There was some inevitability that Walcott would put Arsenal back into the lead, Bendtner looked right and picked out Walcott again, again the young English winger looked to take on Danny Fox, he cut onto his left foot, showing a flair for variety and curled a lovely finish into Brian Jensen`s bottom corner. Chris Waddle, that one was for you.
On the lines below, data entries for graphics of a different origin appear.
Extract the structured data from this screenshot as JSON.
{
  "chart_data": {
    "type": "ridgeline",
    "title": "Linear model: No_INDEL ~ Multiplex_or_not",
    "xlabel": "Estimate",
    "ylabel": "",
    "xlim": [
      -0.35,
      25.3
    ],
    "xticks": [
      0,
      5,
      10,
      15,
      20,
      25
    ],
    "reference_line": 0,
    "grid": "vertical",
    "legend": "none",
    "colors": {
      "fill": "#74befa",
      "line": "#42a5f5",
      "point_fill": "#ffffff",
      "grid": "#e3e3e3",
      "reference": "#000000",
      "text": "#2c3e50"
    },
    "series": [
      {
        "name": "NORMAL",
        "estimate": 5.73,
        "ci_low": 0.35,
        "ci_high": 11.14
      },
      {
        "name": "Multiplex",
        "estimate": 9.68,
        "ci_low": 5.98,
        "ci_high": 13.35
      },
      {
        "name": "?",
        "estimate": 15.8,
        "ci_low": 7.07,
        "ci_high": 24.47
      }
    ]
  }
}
The goal put an extra spring into an already bounding stride and Walcott was at the heart of Arsenal`s next attack, sauntering to the by line before cutting the ball back to Andrey Arshavin who skied his effort with the ball bouncing. Walcott put another chance on a plate a few minutes later when his low cross saw Bendtner in space eight yards from goal, but he put the ball just wide again with the goal gaping. I felt this miss was a little unlucky, Bendtner could get the same chance 1,000 more times, do exactly as he did in that incident and he`ll score, he was perhaps guilty of trying to be too precise with that particular finish. I`m wary of bland platitudes about “the bad striker being the one that doesn`t get any chances” but I have always reiterated that Bendtner is a player that does not hide and wants the next chance, therefore I was somewhat surprised to see him substituted, I would have backed him to stay on and score, but it wasn`t to be. Bendtner is not the sort of player that will let yesterday trouble him overly.

The game became needlessly nervy in the last ten minutes, with our profligacy meaning Burnley were still in the game and hearts collectively fluttered when Cork`s corner was flapped at by Almunia, the ball fell invitingly to Steven Thompson who hammered the ball over the bar. But in injury time, Arsenal did display some clinical finishing to put a more respective sheen on the score line. Eduardo smuggled the ball to Arshavin by the corner flag, the diminutive Russian accelerated into the box before generating trademark power with his left foot and utterly spanking the ball past Brian Jensen on his front post. Arshavin is able to generate such power with so little back lift in his shooting. With Fabregas and van Persie out of Tuesday`s game, much will rest on his slight shoulders. In the end we had the three points we expected and wanted, were it not for some wayward finishing, we might have sent an even more resounding message to our title rivals that we`re in it to win it. But on Tuesday, we will not have the same premium of chances and if and when they come, they will need to be buried. For now, Waddle and Collymore, that was for both of you. Cunts.LD

1.ALMUNIA, 27.EBOUE, 5.VERMAELEN, 18.SILVESTRE, 22.CLICHY, 15.DENILSON, 7.ROSICKY (23.Arshavin `63), 4.FABREGAS(c) (2.Diaby `37), 14.WALCOTT, 8.NASRI, 52.BENDTNER (9.Eduardo `76). Unused: 3.Sagna, 21.Fabianski, 30.Traore, 37.Eastmond.